À l'annexe Gambetta du lycée Lamoricière, à Oran, en classe de 6e, Yves Gaillard rencontre un collaborateur de génie, Daniel Debauge. Yves et Daniel seront dans les mêmes classes de la 6e à la 2e.
Yves Gaillard et Daniel Debauge se découvrent une même passion pour la bande dessinée. Leur étonnant potentiel imaginatif les mène à une belle collaboration: ils commencent à écrire des aventures de leur héros Johnny, l'enfant de la prairie, à les dactylographier et à les illustrer, parfois avec l'aide d'autres camarades de leur âge, Jean-Paul-Jouary et François Michel-Lopez.
«Nous avions 14 ans, Yves et moi, écrit Daniel Debauge. C'est en 4e et en 3e que nous y avons travaillé le plus. En 2e, nous avions dû nous "calmer", vu les résultats scolaires désastreux de l'année précédente. C'est donc essentiellement au lycée que nous préparions tout ça: en récréation, en permanence (nous étions demi-pensionnaires) et même pendant certains cours ennuyeux. Il se peut que j'aie envoyé des textes à Yves dans cette période lorsqu'il était en vacances en France (je me souviens d'une adresse aux Houches, en Savoie). Après le départ définitif en France nous sommes restés un moment en relations épistolaires, mais nous n'avons plus travaillé ensemble sur des bandes dessinées ni sur quoi que ce soit...»
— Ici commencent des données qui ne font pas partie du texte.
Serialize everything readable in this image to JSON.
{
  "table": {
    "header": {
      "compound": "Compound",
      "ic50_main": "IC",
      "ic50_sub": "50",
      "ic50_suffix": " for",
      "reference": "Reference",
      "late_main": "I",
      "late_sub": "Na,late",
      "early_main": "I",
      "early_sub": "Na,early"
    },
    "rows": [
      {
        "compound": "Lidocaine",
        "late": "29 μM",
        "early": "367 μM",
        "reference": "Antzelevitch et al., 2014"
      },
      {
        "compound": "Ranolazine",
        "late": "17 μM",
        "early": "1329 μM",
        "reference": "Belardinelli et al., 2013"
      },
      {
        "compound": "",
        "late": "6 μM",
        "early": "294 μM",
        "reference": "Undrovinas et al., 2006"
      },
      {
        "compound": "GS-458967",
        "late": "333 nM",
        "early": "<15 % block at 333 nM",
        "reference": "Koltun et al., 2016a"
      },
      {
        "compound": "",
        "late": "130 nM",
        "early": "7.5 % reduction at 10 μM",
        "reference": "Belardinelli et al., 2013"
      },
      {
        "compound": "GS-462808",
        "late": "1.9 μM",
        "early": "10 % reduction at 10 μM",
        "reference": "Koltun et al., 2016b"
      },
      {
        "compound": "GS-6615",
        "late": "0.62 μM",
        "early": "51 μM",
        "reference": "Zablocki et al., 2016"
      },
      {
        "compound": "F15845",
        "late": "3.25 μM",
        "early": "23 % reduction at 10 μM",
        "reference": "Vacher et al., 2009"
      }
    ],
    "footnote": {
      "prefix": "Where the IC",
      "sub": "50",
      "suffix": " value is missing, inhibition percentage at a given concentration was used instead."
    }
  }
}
Engagés dans une intense production de scénarios, ils décident de créer un journal, Wigwam: Daniel se charge de la rédaction des scénarios, Yves du dessin. D'autres camarades, comme Jean-Paul Jouary, participeront ponctuellement. Ce journal d'adolescents très prometteur, fait à la pâte à polycopier, durera l'espace de quatre numéros, le matériel employé se révélant vite défaillant.
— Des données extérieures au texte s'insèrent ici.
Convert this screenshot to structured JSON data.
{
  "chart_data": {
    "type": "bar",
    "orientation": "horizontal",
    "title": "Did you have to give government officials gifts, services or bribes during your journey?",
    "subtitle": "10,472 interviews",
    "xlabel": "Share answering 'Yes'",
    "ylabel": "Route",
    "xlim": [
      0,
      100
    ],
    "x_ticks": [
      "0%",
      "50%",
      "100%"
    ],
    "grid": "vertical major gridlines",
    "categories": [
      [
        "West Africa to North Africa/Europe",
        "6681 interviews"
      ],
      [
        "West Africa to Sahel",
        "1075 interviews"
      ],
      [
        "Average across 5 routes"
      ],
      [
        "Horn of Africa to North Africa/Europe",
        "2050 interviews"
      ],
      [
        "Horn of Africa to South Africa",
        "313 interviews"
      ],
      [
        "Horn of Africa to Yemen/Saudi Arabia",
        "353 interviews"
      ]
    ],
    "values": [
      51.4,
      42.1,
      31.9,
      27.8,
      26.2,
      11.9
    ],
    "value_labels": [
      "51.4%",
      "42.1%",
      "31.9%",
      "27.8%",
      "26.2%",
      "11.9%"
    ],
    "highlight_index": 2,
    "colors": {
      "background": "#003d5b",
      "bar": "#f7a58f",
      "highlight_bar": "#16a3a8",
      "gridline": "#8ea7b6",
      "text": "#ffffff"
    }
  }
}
Un mini-livre dont il ne reste que des vestiges épars devait sans doute être inséré dans le numéro 5 du journal Wigwam : Bud et l'épave du Granger, sur un scénario et des dessins signés Jean-Paul Jouary.
Sont encore conservés:
— Deux livrets dactylographiés
«Je me rappelle bien ce scénario (c'est moi qui avais eu l'idée de la tête de mort avec une torche à l'intérieur), écrit Daniel Debauge, mais je ne me souvenais pas qu'il avait été dactylographié... Peut-être l'a-t-il été après? Je l'ai trouvé assez bien écrit et soigné, par rapport à nos œuvres antérieures. Le scénario lui-même avait été terminé, mais probablement pas la dactylographie (qui demandait plus de travail matériel, avec les moyens de l'époque). Ce qui m'amuse, maintenant, c'est que nous nous démarquions de quelques tabous de la littérature enfantine de l'époque: nos histoires sont jonchées de cadavres et les héros engloutissent des litres de whisky!»
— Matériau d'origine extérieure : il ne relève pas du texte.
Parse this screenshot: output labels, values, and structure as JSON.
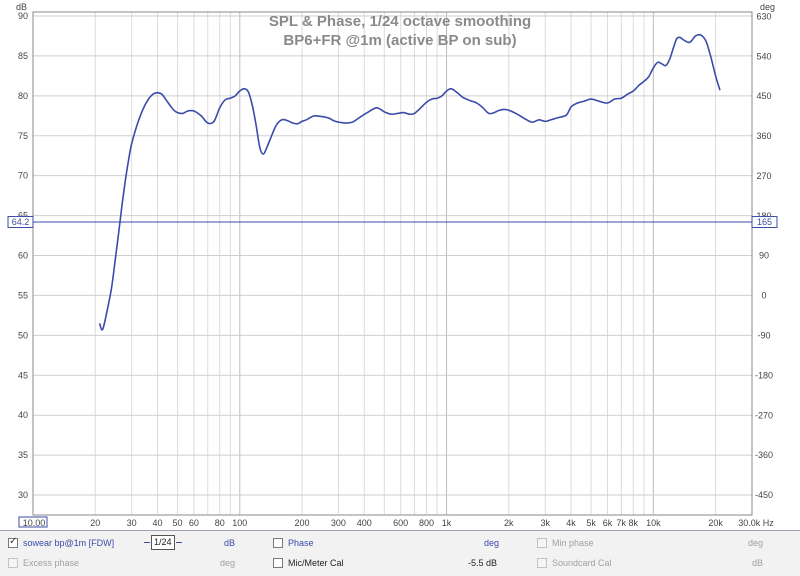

— Neuf scénarios manuscrits originaux dont les héros sont
— Un livret de vers intitulé Souvenirs de demi-pension comptant quatre pages. Ce feuillet fut diffusé en 1961 parmi les lycéens de l'annexe Gambetta du lycée Lamoricière, à Oran. René Patouraux, condisciple de Daniel Debauge et d'Yves Gaillard, a réussi à conserver intact ce document rarissime (il n'existe plus en effet qu'en un seul exemplaire), pendant 46 ans !
— En 1961,Yves et Daniel entreprennent d'écrire leur grande tragédie «grecque» (en alexandrins) intitulée: Xymoléhon. Des vestiges des actes II et III ont été retrouvés dans les archives de Daniel Debauge (l'acte I est probablement perdu, et l'acte IV n'a jamais été écrit).
«Chronologiquement, écrit Daniel Debauge, Xymoléhon vient après Wigwam et les bandes dessinées. Nous étions un peu plus grands, en fin de la 3e, peut-être début de la 2e. Il faut la lire comme une parodie de ce qu'on nous enseignait à l'époque, en français. C'était bien construit, puisque nous avions fait le plan de la pièce et la liste des personnages. Je l'avais commencée avec Yves, qui avait rédigé une partie de l'acte I et peut-être de l'acte II. Yves était passé à autre chose, j'avais continué un peu tout seul, puis m'étais probablement découragé au milieu de l'acte III. Nous avions énormément rigolé en écrivant cela!»
En 1962, à 16 ans, Daniel Debauge et Yves Gaillard quittent l'Algérie et arrivent en France. Le premier ira vers l'ouest, à Albi puis Toulouse, l'autre vers l'est, à Fréjus.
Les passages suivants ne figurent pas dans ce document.